International Manual

The attribution of capital to foreign banking permanent establishments in the UK: The approach in determining an adjustment to funding costs - STEP 3: Determining the equity capital: overview

There is an inevitable tension between the hypothesis of a permanent establishment (PE) being a distinct and separate enterprise and the fact that it is, in practice, part of a larger entity. The requirement of the legislation at CTA09/Part 2/Chapter 4 that the attribution should be based on the hypothesis that the PE is a distinct and separate enterprise, engaged in the same or similar activities under the same or similar conditions goes some way to resolving this tension. It recognises the need to look at the economic reality of the PE’s activities, which may in practice go beyond those which would be possible for a small independent bank.

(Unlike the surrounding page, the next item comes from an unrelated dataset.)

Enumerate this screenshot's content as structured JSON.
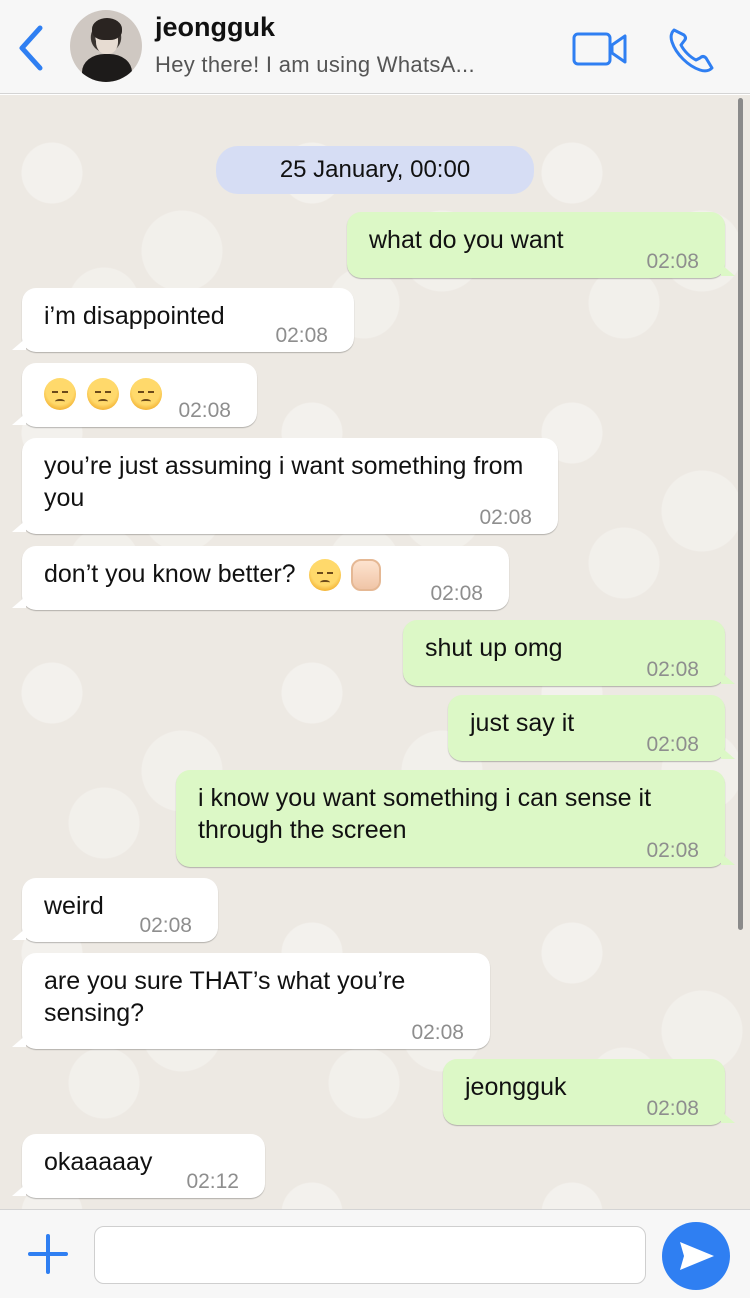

In line with this, and making it clear that the legislation is not simply seeking to treat the PE for tax purposes as if it were a free standing subsidiary of similar size, CTA09/S21(2)(a) states, for the avoidance of doubt, that among the same or similar conditions are included the fact that the PE has the same credit rating as the non-resident bank of which it is part. This reflects the economic and legal reality - that it is able to obtain funds at a cost below that of an independent entity of the same size.

The amount of equity capital to be attributed to the PE will therefore be that appropriate to the level of the PE’s risk-weighted assets, any exceptional factors, and the likely UK equity capital requirement for a UK banking business of similar size and business activities. That level of attributed capital is likely to exceed the Financial Services Authority (FSA) minimum regulatory requirement (see INTM267701) which would be appropriate for a UK banking business of similar size and activities. It reflects the difference between FSA requirements for UK banks and actual level of capital used in the UK banking business.